Susceptibility of Signal Transducer and Activator of Transcription-1-Deficient Mice to Pulmonary Fibrogenesis

The signal transducer and activator of transcription (Stat)-1 mediates growth arrest and apoptosis. We postulated that lung fibrosis characterized by excessive proliferation of lung fibroblasts would be enhanced in Stat1-deficient (Stat1−/−) mice. Two weeks after bleomycin aspiration (3 U/kg), Stat1−/− mice exhibited a more severe fibroproliferative response and significantly elevated total lung collagen compared to wild-type mice.
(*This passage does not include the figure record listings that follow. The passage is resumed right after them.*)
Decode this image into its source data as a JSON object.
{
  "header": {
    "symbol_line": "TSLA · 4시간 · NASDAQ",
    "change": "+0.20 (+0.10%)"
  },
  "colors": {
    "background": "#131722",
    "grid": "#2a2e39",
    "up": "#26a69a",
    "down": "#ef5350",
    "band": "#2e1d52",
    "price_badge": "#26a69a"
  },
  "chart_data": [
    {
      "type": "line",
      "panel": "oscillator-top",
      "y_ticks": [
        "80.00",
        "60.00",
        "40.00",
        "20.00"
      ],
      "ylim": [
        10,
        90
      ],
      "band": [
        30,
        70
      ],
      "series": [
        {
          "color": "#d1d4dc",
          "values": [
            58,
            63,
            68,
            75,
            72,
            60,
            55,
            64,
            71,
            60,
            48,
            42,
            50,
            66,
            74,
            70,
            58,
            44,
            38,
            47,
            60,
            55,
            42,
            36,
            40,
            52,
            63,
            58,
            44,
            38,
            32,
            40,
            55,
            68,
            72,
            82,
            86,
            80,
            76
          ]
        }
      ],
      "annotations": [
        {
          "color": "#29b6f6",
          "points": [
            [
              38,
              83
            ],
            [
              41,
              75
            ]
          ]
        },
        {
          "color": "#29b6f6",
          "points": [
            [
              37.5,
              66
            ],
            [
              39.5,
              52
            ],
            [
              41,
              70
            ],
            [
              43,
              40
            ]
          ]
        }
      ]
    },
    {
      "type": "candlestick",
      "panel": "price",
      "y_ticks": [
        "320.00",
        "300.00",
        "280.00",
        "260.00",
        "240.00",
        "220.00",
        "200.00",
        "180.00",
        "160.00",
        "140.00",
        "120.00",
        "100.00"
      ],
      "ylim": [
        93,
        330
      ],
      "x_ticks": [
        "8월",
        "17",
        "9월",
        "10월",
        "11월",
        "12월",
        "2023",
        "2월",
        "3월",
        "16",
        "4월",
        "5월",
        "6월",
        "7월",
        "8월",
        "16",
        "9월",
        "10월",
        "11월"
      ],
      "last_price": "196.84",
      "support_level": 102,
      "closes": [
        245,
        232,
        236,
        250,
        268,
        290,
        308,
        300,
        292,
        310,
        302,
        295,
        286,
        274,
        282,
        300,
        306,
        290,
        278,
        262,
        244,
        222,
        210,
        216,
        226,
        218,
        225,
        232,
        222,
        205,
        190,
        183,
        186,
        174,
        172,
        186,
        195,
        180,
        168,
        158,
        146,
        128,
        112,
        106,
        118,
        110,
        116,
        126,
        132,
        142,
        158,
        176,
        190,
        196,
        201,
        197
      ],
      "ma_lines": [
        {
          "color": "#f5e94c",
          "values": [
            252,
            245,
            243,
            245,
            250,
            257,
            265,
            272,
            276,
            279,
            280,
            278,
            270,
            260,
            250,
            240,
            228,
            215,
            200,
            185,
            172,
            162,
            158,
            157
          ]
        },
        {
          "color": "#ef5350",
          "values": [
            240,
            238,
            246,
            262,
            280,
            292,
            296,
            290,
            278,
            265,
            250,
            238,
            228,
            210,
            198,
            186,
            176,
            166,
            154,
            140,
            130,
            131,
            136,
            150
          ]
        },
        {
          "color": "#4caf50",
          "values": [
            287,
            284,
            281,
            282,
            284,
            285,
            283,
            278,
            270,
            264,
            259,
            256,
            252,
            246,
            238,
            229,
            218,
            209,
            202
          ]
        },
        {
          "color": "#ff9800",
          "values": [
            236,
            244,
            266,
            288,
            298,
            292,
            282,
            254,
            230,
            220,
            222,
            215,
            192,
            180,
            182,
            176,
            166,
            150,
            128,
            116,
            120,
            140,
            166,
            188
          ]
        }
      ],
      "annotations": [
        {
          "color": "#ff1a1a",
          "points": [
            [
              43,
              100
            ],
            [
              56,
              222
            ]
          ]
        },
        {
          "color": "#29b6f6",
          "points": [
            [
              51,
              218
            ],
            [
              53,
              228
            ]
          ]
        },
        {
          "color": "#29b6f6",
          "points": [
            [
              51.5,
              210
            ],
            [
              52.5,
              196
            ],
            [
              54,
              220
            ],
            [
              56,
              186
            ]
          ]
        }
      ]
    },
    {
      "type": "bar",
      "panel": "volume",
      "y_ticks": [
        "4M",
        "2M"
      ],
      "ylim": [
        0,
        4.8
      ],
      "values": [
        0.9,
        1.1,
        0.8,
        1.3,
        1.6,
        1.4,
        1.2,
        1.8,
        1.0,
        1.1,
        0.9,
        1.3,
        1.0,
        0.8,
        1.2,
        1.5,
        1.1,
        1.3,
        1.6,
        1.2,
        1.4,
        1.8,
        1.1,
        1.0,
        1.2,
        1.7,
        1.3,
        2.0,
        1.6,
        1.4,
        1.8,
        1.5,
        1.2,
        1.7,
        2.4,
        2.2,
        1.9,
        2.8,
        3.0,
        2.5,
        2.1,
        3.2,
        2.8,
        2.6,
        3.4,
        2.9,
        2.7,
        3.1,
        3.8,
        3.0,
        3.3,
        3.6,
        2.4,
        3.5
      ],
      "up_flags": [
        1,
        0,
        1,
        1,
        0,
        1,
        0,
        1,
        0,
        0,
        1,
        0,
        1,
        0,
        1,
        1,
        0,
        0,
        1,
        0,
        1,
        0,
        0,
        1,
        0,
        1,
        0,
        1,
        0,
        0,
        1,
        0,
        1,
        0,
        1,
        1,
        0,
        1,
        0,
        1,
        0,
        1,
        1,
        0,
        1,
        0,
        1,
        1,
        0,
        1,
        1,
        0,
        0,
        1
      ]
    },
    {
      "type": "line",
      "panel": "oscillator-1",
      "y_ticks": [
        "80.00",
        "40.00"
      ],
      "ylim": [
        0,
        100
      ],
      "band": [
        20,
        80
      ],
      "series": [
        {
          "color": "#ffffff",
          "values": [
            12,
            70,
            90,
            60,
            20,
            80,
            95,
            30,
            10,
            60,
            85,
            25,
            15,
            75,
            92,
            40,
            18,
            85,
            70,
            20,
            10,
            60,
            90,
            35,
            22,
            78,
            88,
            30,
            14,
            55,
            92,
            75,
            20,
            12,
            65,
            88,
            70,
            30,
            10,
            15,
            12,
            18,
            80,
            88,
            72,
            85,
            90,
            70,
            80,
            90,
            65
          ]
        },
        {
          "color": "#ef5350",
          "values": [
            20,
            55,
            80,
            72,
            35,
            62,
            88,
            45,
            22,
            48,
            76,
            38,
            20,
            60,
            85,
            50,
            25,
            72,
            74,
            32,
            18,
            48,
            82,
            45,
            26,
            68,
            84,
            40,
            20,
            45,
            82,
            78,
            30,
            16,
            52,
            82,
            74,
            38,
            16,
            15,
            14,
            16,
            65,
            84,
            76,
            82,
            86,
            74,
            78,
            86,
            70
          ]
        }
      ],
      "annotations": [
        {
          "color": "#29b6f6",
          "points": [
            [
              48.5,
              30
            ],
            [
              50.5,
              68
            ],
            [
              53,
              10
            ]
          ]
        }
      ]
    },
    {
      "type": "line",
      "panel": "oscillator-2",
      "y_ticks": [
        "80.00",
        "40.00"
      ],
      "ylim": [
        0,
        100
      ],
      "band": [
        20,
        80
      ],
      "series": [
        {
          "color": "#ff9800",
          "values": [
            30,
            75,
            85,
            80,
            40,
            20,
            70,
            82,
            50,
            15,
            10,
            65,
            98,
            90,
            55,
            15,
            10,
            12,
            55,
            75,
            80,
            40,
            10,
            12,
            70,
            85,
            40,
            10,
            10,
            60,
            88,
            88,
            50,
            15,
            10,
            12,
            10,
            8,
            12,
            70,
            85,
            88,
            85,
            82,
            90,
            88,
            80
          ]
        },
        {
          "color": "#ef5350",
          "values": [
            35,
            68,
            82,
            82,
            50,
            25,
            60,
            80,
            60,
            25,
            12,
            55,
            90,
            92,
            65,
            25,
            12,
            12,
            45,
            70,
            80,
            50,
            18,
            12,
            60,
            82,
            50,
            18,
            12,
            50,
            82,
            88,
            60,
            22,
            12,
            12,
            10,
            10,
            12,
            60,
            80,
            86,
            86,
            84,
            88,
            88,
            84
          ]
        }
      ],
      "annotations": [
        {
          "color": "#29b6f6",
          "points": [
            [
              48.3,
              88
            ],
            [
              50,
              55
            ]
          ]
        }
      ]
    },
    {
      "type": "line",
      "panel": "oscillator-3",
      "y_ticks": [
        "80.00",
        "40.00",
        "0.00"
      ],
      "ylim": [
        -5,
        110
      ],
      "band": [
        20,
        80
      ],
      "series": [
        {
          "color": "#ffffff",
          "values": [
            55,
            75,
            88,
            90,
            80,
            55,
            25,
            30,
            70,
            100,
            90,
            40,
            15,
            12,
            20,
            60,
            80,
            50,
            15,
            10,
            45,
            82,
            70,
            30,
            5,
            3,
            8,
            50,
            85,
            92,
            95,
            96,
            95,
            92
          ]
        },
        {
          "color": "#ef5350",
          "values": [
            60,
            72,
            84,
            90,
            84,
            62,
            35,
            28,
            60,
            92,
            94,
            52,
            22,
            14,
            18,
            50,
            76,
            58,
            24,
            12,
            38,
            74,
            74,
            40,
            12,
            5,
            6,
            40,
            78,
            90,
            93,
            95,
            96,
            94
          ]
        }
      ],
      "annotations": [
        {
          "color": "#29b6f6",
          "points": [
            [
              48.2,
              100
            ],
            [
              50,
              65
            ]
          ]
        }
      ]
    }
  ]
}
Growth factors [epidermal growth factor (EGF) or platelet-derived growth factor (PDGF)] enhanced [3H]thymidine uptake in lung fibroblasts isolated from Stat1−/− mice compared to wild-type mice. Interferon (IFN)-γ, which signals growth arrest via Stat1, inhibited EGF- or PDGF-stimulated mitogenesis in wild-type fibroblasts but enhanced [3H]thymidine uptake in Stat1−/− fibroblasts. Moreover, IFN-γ treatment in the absence of growth factors induced a concentration-dependent increase in [3H]thymidine uptake in Stat1−/− but not wild-type fibroblasts. Mitogen-activated protein kinase (ERK-1/2) phosphorylation in response to PDGF or EGF did not differ among Stat1−/− and wild-type fibroblasts. However, Stat3 phosphorylation induced by PDGF, EGF, or IFN-γ increased twofold in Stat1−/− fibroblasts compared to wild-type fibroblasts. Our findings indicate that Stat1−/− mice are more susceptible to bleomycin-induced lung fibrosis than wild-type mice due to 1) enhanced fibroblast proliferation in response to growth factors (EGF and PDGF), 2) stimulation of fibroblast growth by a Stat1-independent IFN-γ signaling pathway, and 3) increased activation of Stat3.